13 septembre 2021
1971 n'est décidément pas un bon cru pour Frank Zappa. Hormis le fait que tout son matériel est détruit lors d'un incendie au casino de Montreux pendant un concert, que même pas une semaine plus tard, il est précipité dans la fosse d'orchestre par un spectateur jaloux, devant rester en chaise roulante pendant plus d'un an, étant dans l'incapacité de se produire en concert, cette année-là voit aussi la publication d'un film "200 Motels" qui sera un ratage commercial et cet album live au Fillmore East, qui est à mes oreilles le disque en public le plus brouillon qu'il ait produit de son vivant ... et tout ça sans compter les déboires relationnels qu'il a avec les deux membres-chanteurs des Mothers, Mark Volman et Howard Kaylan.

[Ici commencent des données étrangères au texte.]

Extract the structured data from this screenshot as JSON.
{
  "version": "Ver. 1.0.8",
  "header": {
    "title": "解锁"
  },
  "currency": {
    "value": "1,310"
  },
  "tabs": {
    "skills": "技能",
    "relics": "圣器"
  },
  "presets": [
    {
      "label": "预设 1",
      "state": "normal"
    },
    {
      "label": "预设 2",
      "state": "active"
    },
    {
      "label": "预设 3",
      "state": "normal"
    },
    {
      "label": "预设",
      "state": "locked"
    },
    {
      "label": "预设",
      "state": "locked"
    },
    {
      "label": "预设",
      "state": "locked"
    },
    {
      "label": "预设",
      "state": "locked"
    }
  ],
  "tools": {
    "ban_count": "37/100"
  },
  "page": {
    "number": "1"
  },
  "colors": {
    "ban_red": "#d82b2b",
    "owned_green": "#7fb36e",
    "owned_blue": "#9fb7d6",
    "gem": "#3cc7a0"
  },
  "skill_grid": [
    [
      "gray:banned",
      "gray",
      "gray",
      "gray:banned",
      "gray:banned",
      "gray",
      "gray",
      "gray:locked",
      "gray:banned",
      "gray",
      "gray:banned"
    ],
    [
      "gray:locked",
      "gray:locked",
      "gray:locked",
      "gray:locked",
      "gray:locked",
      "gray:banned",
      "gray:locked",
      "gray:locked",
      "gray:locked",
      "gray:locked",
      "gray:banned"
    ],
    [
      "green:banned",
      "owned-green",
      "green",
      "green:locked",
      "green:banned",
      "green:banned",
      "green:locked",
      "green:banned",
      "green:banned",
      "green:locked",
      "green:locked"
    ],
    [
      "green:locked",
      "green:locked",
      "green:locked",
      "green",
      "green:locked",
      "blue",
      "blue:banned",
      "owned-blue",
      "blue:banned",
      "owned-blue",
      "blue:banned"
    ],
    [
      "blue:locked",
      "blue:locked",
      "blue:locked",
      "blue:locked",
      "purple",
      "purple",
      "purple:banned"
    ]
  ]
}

Je ne suis jamais parvenu à apprécier les frasques de ces deux chanteurs, souvent brouillons, un peu ridicules, trop souvent dans la caricature ou l'exagération et à côté de la plaque, ne parvenant pas à atteindre le niveau musical des autres musiciens. C'est finalement quand on ne les entends pas que c'est le plus intéressant musicalement.
Je vous conseille donc de passer outre et de plutôt vous concentrer sur "Roxy & Elsewhere", un enregistrement en public qu'il peaufinera méticuleusement trois années plus tard, et, qui lui, est une pure merveille.
13 décembre 2021
Exactement trois mois après avoir rédigé cette critique, je me permets de nuancer mon propos. En effet, la lecture de la trilogie sur Frank Zappa de Christophe Delbrouck m'a permis d'avoir un éclairage différent sur cet album. D'abord, il faut bien comprendre qu'il n'est pas facile à aborder pour plusieurs raisons : FZ se permettant de singer les travers des cassettes piratées de ses concerts.
La pochette est (volontairement) moche, donnant l'impression que l'album est bâclé faute de temps, alors qu'en fait FZ a donné ses instructions à Cal Schenkel pour qu'il réalise une pochette où ne sera mentionné que le nom du groupe, l'endroit et la date, sans aucune illustration. Il est tellement exaspéré qu'il décide de mettre en avant une (fausse) faute de moyens. Et il n'y a pas que la pochette qui sera marquée dans le style "bootleg", il se permettra de couper un morceau en deux (Willie the Pimp) comme c'est souvent le cas sur les cassettes qui ne permettent pas de toujours faire figurer les morceaux en entier, vu la longueur de la bande. Pour couronner le tout, il enregistre le concert, puis décide de faire figurer (en bonus) trois morceaux qui n'ont aucun rapport avec ce concert, simulant ainsi le remplissage qui est si souvent exécuté sur les cassettes pirates.
Tout cela, nous amène à croire que cet album est un brouillon, mal exécuté, alors qu'en fait il s'agit d'un concept méticuleusement concocté. Et c'est là que se trouve le génie de FZ, faire croire à un travail mal fait, alors qu'il s'agit d'une oeuvre d'art. Avez-vous déjà essayé de paraître bordélique, ce n'est pas si simple, car il faut désapprendre nos acquis, ce qui est, au final, plus difficile que d'apprendre.
L'autre difficulté de cet album, sont les dialogues de la paire Mark Volman et Howard Kaylan. Tout au long du concert ils nous entraînent dans leurs délires, qui sont souvent incompréhensibles si on ne prends pas la peine (et le plaisir) de les traduire. A moins d'être anglophone, on reste souvent en dehors de leur logorrhée, et on peut vite se lasser de ne pas comprendre. Mais si on creuse, l'étincelle jaillit et le plaisir en est décuplé.
J'avoue donc être passé à côté de l'essentiel à la première écoute et ce n'est qu'en creusant plus profondément et en enlevant les scories de ce qui ressemblait à un vulgaire caillou, que je me suis rendu compte qu'il s'agissait en fait d'un pur diamant.